For more information about EMR instance types, see the Amazon EMR documentation.

Other Existing Clusters and Local Pipelines

Complete the following prerequisite tasks before using the PySpark processor in a pipeline that runs on existing clusters other than Databricks or EMR or in a local pipeline, which runs on the local Transformer machine.
  1. Install Python 3 on all nodes in the Spark cluster, or on the Transformer machine for local pipelines.

    The processor can use any Python 3.x version. However, StreamSets recommends installing the latest version.

    You can use a package manager to install Python from the command line. Or you can download and install Python from the Python download page.
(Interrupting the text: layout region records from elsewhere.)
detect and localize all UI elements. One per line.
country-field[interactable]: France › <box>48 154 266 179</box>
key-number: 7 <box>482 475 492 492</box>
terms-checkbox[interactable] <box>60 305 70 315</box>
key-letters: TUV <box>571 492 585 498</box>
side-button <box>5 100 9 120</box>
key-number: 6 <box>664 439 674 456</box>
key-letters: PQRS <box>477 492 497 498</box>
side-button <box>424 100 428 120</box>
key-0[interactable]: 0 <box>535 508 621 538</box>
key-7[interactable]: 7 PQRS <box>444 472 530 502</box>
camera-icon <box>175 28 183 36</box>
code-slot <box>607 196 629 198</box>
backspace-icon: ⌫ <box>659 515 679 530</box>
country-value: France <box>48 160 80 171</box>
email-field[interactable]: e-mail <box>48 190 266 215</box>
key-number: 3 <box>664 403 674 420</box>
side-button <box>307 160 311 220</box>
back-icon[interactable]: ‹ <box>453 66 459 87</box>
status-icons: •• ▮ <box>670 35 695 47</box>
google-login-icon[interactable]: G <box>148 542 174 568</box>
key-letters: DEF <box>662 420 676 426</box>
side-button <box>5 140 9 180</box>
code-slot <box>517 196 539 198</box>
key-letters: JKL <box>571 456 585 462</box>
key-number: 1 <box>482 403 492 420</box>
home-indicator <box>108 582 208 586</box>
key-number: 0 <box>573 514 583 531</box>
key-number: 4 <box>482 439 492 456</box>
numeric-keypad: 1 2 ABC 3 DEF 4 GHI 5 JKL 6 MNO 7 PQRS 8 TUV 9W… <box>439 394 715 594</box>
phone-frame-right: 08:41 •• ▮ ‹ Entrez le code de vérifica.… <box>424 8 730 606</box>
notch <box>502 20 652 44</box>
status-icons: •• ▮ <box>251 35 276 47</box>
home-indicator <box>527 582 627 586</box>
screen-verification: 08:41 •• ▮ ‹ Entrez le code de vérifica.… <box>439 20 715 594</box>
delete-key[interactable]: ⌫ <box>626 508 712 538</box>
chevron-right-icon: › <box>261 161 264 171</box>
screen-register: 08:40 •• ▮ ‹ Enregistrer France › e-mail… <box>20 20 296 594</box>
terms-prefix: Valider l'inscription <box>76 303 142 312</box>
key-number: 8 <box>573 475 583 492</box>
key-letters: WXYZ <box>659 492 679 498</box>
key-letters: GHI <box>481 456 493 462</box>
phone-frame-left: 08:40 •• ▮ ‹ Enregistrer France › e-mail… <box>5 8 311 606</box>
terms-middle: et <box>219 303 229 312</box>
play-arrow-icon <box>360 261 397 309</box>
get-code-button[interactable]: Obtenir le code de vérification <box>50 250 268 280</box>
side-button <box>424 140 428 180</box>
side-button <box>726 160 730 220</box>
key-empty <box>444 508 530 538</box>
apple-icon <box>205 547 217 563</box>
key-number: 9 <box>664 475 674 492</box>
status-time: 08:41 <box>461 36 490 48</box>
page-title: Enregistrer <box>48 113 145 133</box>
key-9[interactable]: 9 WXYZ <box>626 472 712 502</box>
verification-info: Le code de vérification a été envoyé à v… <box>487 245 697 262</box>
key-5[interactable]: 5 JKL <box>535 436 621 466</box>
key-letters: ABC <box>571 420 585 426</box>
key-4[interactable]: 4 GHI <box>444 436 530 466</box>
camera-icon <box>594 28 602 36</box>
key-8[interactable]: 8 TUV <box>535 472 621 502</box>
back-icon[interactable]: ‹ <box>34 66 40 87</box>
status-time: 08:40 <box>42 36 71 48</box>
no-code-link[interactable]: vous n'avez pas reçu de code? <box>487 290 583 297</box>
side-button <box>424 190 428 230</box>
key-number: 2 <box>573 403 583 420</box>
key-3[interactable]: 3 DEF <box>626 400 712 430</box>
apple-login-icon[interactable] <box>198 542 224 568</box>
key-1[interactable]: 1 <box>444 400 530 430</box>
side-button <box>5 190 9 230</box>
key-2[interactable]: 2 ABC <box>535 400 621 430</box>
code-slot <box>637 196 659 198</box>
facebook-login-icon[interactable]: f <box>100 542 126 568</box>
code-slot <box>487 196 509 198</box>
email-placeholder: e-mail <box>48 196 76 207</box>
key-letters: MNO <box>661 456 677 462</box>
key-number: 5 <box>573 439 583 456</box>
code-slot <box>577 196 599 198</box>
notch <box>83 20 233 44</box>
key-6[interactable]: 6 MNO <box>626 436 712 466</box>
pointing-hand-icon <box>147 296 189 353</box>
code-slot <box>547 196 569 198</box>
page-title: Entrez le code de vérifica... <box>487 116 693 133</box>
  2. Set the following Python environment variable on all nodes in the Spark cluster, or on the Transformer machine for local pipelines:
    Python Environment Variable Description
    PYTHONPATH Lists one or more directory paths that contain Python modules available for import.
    Include the following paths:
    $SPARK_HOME/libexec/python/lib/py4j-<version>-src.zip
    $SPARK_HOME/libexec/python
    $SPARK_HOME/bin/pyspark
    For example:
    export PYTHONPATH=$SPARK_HOME/libexec/python/lib/py4j-0.10.7-src.zip:$SPARK_HOME/libexec/python:$SPARK_HOME/bin/pyspark:$PYTHONPATH

    For more information about this environment variable, see the Python documentation.

  3. Set the following Spark environment variables on all nodes in the Spark cluster, or on the Transformer machine for local pipelines:
    Spark Environment Variable Description
    PYSPARK_PYTHON Path to the Python binary executable to use for PySpark for both the Spark driver and workers.
    PYSPARK_DRIVER_PYTHON Path to the Python binary executable to use for PySpark for the Spark driver only.

    When not set, the Spark driver uses the path defined in PYSPARK_PYTHON.

    For more information about these environment variables, see the Apache Spark documentation.

Scala Processor and Preprocessing Script Prerequisites

Before you use a Scala processor or preprocessing script in a pipeline, complete the following prerequisite tasks:
  • Ensure that Transformer uses the version of Spark installed on your cluster.
  • Set the SPARK_HOME environment variable on all nodes in the Spark cluster.

Set the SPARK_HOME Environment Variable

When using a Scala processor or preprocessing script, set the SPARK_HOME environment variable on all nodes in the Spark cluster.

The SPARK_HOME environment variable must be set to the version of Spark installed on your cluster.

You can also use the Extra Spark Configuration pipeline property to set the environment variable for the duration of the pipeline run.